In determining the distance, the basis shall be the last destination at which the denial of boarding or cancellation will delay the passenger’s arrival after the scheduled time.
2. When passengers are offered re-routing to their final destination on an alternative flight pursuant to Article 8, the arrival time of which does not exceed the scheduled arrival time of the flight originally booked
(a) by two hours, in respect of all flights of 1500 kilometres or less; or
(b) by three hours, in respect of all intra-Community flights of more than 1500 kilometres and for all other flights between 1500 and 3500 kilometres; or
(c) by four hours, in respect of all flights not falling under (a) or (b),
the operating air carrier may reduce the compensation provided for in paragraph 1 by 50 %.
3. The compensation referred to in paragraph 1 shall be paid in cash, by electronic bank transfer, bank orders or bank cheques or, with the signed agreement of the passenger, in travel vouchers and/or other services.
What the provisions of EU 261 seemed to indicate were that since your parents’ flight was about 6,400 kilometers (about 4,000 miles) and the delay was just under four hours, they were entitled to compensation under Article 7, Paragraph 1(c) of 600 euros each.

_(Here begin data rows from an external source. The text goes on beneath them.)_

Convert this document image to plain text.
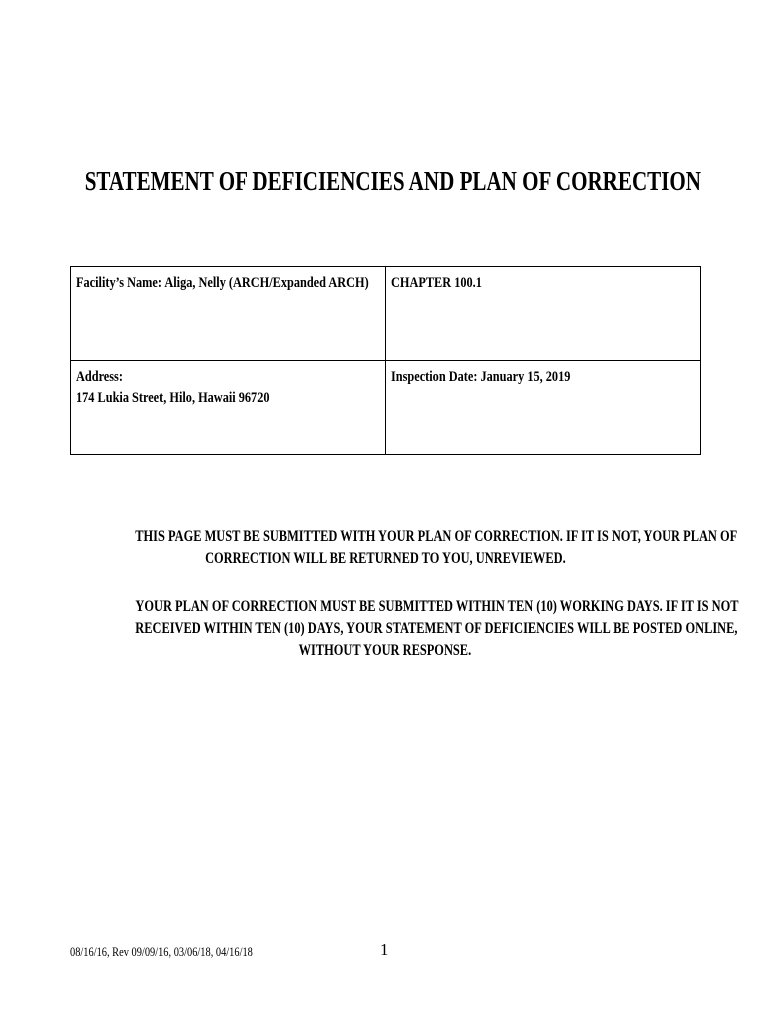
STATEMENT OF DEFICIENCIES AND PLAN OF CORRECTION
Facility’s Name: Aliga, Nelly (ARCH/Expanded ARCH)	CHAPTER 100.1

Address:
174 Lukia Street, Hilo, Hawaii 96720	Inspection Date: January 15, 2019
THIS PAGE MUST BE SUBMITTED WITH YOUR PLAN OF CORRECTION. IF IT IS NOT, YOUR PLAN OF
CORRECTION WILL BE RETURNED TO YOU, UNREVIEWED.
YOUR PLAN OF CORRECTION MUST BE SUBMITTED WITHIN TEN (10) WORKING DAYS. IF IT IS NOT
RECEIVED WITHIN TEN (10) DAYS, YOUR STATEMENT OF DEFICIENCIES WILL BE POSTED ONLINE,
WITHOUT YOUR RESPONSE.
08/16/16, Rev 09/09/16, 03/06/18, 04/16/18	1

However,
Emirates amended the compensation with this response:
In Article 6, paragraph 1, section (c), you will note that the requirement for compensation is applicable when the delay arrival is equal to or exceeds three hours if the flight is longer than 3,500 kilometers. In Article 7, paragraph 2, section (c), if the actual arrival time of the flight does not exceed the scheduled arrival time of the flight by four hours, the operating air carrier may reduce the payment provided in paragraph 1 by 50 percent.
The actual delay to this flight was 3 hours and 52 minutes.
In accordance with the EC regulation 261/2004 of the European Parliament and of the Council of the European Union, you are entitled to EUR 300.00 each (Euros Three Hundred only).
Nevertheless, there still was an issue with getting the compensation Emirates promised to your parents. First off, Emirates was proactive by contacting you to say they had not received the paperwork you had sent. Unfortunately, that alone delayed payment by a few weeks as you had to re-submit the forms.
Once the forms finally were received you waited longer than expected for the money to be transferred to your parents’ accounts. Then you finally received this correspondence from Emirates’ representative:
I have been advised that your payments have been rejected by your bank due to incorrect routing bank references.
Would you please advise your mailing address so that our accounts team in the US can mail cheques directly to you.
At this point, you re-sent your parents’ address to Emirates and then gave up trying to solve this international incident on your own when Emirates stopped taking your calls. You could have escalated the complaint with one of the executive contacts at Emirates. We list them on our website. Instead you contacted one of our advocates, who reached out to his contacts at Emirates and determined that there was an issue with your bank making itself available to accept the wire transfer.
There seems to be a problem with many U.S. based banks not having a Swift Code. It’s used to uniquely identify banks and financial institutions globally. It says who and where they are. These codes are used when transferring money between banks, in particular for international wire transfers. You can find your bank’s Swift Code online.
Unable to receive a correct Swift Code for your bank, we were able to arrange for the funds in the form of checks. You were pleased to inform us that you soon received via overnight express two checks representing your parents’ EU 261 settlement.
Another successful advocacy, and a painful lesson learned about international monetary transactions. Congratulations on successfully helping out your parents. Wishing them friendlier skies in the future.